Rebound acid hypersecretion is defined as gastric acid secretion above the pretreatment baseline after withdrawal of acid suppressant treatment.22, 23 In people, H2RAs induce a short‐lived and clinically insignificant RAH compared to PPIs.22 To our knowledge, RAH has not been evaluated previously with H2RA administration in cats. We did not detect overt RAH after abrupt cessation in either group based on the analysis of baseline day 0 to day 15 data. However, we did not measure gastric acid secretion and cannot definitely say that abrupt cessation of famotidine does not induce RAH. Moreover, our evaluation for RAH was underpowered because most pH capsules had passed out of the stomach by day 15 (n = 9, Group 1; n = 5, Group 2). An additional study with a larger sample size would be required to confirm our findings.

In conclusion, ours is the first study to demonstrate that tolerance occurs over time with oral famotidine administration in healthy colony cats at the dosages studied. This effect appears to be dependent on dose or daily administration of famotidine. Additional studies are needed to determine if the tolerance phenomenon develops in client‐owned cats with metabolic, inflammatory, and neoplastic diseases. However, until such studies are performed, we do not recommend long‐term, twice daily oral administration of famotidine in cats because it loses its acid‐suppressing effect over time.

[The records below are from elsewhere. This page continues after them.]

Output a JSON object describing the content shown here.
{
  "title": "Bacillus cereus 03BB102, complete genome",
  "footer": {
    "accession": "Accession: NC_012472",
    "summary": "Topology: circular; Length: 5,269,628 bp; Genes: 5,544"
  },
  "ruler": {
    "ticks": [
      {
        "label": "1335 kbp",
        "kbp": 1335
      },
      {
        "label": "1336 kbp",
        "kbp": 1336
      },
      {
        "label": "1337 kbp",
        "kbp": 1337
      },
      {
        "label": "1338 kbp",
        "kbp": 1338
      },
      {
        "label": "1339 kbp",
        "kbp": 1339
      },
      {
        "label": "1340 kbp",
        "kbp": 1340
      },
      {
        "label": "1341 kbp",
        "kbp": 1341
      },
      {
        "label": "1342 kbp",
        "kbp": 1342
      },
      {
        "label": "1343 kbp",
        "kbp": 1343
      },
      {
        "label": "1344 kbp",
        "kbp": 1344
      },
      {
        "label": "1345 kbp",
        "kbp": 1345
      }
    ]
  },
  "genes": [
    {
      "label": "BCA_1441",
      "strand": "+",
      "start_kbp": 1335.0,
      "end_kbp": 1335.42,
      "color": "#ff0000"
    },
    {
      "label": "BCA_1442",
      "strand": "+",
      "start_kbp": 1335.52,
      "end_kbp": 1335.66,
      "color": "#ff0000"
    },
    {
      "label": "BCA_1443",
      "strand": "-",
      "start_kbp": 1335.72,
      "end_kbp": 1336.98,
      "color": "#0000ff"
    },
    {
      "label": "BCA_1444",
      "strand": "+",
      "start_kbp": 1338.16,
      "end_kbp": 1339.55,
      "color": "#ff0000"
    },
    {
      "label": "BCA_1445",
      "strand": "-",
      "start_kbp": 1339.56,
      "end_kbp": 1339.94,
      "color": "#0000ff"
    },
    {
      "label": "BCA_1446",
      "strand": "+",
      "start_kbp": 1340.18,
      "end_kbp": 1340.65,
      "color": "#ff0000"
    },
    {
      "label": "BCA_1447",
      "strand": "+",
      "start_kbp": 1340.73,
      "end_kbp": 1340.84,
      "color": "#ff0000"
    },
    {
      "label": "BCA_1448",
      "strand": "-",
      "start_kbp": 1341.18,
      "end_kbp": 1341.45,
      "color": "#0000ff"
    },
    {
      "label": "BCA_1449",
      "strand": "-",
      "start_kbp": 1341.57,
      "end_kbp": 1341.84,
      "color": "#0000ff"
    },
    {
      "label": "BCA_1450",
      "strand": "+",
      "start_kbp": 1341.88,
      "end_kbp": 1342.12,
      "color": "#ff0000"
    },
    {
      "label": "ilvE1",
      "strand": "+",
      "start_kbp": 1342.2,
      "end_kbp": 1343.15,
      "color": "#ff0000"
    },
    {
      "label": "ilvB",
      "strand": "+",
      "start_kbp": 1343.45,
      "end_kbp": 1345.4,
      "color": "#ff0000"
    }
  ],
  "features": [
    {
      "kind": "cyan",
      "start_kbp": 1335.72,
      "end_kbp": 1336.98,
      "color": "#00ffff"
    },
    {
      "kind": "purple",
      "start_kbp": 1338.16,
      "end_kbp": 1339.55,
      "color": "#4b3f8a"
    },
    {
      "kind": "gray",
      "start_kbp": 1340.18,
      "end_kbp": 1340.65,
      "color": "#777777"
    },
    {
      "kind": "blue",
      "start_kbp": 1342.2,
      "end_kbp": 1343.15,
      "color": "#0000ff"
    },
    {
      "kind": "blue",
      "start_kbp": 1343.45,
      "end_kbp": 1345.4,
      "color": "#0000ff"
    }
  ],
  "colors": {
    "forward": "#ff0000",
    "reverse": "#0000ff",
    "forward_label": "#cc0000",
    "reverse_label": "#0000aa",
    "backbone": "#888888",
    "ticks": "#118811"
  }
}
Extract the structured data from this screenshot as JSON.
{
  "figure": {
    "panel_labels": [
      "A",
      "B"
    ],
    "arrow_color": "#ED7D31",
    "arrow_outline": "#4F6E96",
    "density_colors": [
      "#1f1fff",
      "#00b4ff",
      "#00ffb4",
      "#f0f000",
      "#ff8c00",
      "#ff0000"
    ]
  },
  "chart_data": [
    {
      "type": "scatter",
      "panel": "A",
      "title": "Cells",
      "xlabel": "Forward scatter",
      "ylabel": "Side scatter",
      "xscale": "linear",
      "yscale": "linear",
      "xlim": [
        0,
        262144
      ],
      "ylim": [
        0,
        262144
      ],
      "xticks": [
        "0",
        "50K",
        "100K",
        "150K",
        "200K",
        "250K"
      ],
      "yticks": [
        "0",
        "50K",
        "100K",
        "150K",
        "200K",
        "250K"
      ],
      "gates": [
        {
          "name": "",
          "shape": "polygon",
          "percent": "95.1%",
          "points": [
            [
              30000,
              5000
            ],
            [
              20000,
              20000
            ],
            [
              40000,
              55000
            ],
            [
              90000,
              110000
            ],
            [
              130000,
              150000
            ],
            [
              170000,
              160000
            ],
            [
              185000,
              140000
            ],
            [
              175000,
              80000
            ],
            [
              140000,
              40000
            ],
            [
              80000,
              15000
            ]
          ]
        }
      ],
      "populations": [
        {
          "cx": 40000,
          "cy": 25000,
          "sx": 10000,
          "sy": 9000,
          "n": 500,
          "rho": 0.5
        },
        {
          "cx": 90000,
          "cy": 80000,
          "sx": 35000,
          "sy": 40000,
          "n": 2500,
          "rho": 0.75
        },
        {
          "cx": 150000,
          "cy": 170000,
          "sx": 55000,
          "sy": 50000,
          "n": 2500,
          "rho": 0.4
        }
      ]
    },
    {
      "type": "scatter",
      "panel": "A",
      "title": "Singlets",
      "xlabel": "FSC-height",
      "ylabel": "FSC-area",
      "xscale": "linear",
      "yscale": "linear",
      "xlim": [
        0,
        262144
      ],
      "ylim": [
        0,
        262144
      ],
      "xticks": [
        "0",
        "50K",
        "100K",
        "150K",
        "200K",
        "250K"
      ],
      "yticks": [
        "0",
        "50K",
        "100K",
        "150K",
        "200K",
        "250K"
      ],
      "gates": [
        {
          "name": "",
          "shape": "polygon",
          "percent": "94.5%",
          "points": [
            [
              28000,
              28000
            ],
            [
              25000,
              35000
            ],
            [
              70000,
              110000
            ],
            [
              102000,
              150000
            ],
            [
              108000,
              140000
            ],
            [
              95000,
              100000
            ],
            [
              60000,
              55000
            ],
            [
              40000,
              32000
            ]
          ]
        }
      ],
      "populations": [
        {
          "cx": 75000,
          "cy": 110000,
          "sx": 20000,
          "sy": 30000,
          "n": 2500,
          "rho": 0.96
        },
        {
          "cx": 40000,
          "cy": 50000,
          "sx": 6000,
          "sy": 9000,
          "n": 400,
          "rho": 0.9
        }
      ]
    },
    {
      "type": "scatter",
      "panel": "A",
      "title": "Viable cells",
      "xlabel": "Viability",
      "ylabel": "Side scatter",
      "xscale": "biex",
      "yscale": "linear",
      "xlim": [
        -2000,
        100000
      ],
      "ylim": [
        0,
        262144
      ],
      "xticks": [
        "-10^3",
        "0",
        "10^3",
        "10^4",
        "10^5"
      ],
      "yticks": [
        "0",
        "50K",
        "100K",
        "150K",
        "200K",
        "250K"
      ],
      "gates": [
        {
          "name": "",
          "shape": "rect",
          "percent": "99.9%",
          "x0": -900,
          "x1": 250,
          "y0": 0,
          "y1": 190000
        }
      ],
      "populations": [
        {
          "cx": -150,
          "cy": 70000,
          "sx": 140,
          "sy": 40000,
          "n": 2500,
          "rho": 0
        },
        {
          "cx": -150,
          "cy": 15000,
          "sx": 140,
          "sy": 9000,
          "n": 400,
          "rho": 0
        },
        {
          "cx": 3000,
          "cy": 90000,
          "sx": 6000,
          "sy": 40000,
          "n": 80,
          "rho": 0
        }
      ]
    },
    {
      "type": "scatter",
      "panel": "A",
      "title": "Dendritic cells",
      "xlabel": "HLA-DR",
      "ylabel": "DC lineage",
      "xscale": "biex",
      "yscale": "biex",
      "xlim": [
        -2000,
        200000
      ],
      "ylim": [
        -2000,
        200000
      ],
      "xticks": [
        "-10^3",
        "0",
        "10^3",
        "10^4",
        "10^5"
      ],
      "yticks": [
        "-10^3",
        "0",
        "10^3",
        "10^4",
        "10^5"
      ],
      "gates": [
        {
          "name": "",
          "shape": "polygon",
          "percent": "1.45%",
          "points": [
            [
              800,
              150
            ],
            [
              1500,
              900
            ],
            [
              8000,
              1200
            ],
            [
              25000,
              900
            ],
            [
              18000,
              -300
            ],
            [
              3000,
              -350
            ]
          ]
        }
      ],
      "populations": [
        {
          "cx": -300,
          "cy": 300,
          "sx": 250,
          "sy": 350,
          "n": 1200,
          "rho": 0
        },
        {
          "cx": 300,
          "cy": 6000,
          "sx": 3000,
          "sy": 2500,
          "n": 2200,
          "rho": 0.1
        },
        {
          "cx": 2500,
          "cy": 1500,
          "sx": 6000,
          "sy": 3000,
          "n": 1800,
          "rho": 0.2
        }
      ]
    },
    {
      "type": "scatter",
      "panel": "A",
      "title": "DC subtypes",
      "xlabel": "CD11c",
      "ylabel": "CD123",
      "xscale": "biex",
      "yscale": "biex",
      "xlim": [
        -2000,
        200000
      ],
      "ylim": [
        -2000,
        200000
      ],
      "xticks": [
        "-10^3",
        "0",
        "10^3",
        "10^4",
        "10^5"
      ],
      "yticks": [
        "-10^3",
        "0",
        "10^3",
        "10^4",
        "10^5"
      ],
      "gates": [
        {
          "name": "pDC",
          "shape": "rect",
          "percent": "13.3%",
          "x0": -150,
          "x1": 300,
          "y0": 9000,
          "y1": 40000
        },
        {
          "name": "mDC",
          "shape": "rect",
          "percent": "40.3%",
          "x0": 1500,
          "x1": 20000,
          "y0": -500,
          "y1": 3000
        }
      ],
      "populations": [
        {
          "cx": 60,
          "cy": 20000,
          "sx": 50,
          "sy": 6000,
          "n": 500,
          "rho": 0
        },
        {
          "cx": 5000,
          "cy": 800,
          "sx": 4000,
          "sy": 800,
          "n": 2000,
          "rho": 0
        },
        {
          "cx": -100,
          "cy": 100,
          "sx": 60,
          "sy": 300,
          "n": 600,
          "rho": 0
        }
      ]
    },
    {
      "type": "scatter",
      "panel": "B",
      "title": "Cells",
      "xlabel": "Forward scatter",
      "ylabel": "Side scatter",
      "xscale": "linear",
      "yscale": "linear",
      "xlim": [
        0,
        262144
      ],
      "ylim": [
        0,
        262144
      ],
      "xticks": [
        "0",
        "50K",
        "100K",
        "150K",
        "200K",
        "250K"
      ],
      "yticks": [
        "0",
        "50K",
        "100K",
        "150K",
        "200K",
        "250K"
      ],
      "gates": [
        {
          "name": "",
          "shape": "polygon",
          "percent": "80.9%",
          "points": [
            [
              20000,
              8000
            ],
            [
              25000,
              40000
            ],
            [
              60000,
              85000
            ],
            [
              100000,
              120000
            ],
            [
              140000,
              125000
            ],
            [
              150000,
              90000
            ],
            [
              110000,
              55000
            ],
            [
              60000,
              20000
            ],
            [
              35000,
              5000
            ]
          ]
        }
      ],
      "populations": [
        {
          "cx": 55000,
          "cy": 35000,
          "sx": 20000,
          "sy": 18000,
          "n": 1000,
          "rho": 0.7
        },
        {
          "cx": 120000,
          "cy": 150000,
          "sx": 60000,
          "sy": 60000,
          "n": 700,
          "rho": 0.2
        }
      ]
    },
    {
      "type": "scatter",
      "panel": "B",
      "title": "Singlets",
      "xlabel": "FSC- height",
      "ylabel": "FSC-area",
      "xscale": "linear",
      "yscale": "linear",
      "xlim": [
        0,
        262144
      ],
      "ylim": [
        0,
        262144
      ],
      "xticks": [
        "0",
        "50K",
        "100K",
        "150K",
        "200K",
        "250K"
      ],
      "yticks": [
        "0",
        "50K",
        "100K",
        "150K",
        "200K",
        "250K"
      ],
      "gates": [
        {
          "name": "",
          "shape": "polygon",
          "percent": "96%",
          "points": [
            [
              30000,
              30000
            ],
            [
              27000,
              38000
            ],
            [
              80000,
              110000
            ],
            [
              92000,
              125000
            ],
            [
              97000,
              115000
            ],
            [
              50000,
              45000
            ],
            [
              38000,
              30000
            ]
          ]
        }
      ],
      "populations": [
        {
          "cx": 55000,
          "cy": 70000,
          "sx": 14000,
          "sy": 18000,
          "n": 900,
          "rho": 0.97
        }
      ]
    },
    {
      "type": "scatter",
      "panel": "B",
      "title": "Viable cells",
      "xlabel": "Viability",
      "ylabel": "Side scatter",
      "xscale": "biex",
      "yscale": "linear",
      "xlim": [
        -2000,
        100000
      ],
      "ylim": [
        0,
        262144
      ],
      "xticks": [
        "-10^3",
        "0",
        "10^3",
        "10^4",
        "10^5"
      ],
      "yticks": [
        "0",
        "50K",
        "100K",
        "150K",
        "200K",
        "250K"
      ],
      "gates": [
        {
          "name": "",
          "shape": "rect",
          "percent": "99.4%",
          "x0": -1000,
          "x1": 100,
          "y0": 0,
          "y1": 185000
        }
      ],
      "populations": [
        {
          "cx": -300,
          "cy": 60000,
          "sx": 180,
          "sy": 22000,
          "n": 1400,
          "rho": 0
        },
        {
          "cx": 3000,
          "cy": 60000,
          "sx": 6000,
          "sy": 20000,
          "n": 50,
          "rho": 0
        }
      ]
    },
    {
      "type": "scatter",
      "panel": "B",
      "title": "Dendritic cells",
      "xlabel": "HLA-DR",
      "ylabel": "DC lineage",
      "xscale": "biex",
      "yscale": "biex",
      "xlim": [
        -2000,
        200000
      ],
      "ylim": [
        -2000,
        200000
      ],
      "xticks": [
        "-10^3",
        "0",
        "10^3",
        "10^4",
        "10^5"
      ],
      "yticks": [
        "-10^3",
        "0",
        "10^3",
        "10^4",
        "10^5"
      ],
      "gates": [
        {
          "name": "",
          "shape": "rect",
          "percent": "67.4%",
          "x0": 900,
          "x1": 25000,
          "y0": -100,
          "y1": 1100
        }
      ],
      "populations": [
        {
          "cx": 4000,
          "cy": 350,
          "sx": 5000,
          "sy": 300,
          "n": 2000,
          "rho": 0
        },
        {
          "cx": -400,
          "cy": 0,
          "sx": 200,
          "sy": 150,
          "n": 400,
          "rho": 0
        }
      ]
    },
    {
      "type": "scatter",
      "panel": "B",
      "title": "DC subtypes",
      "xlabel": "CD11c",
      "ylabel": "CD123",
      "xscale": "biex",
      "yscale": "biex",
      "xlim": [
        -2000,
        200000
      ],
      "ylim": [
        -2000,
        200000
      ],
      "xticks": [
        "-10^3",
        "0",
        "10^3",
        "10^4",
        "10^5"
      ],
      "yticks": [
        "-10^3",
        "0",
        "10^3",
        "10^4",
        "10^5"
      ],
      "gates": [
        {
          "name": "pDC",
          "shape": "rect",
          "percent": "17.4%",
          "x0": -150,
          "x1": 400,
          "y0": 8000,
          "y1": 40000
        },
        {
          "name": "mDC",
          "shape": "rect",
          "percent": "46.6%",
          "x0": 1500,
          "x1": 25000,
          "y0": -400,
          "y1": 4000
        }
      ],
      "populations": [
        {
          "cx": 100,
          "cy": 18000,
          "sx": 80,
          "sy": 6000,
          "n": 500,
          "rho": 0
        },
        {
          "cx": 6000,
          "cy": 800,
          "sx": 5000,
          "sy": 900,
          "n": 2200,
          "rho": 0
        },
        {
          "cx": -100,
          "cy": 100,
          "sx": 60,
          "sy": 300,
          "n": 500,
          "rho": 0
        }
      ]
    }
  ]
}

CONFLICT OF INTEREST DECLARATION

Authors declare no conflict of interest.

OFF‐LABEL ANTIMICROBIAL DECLARATION

Authors declare no off‐label use of antimicrobials.

INSTITUTIONAL ANIMAL CARE AND USE COMMITTEE (IACUC) OR OTHER APPROVAL DECLARATION

The IACUC at the University of Tennessee approved the protocol for this study (Approval # 2501‐0117).

HUMAN ETHICS APPROVAL DECLARATION

Authors declare human ethics approval was not needed for this study.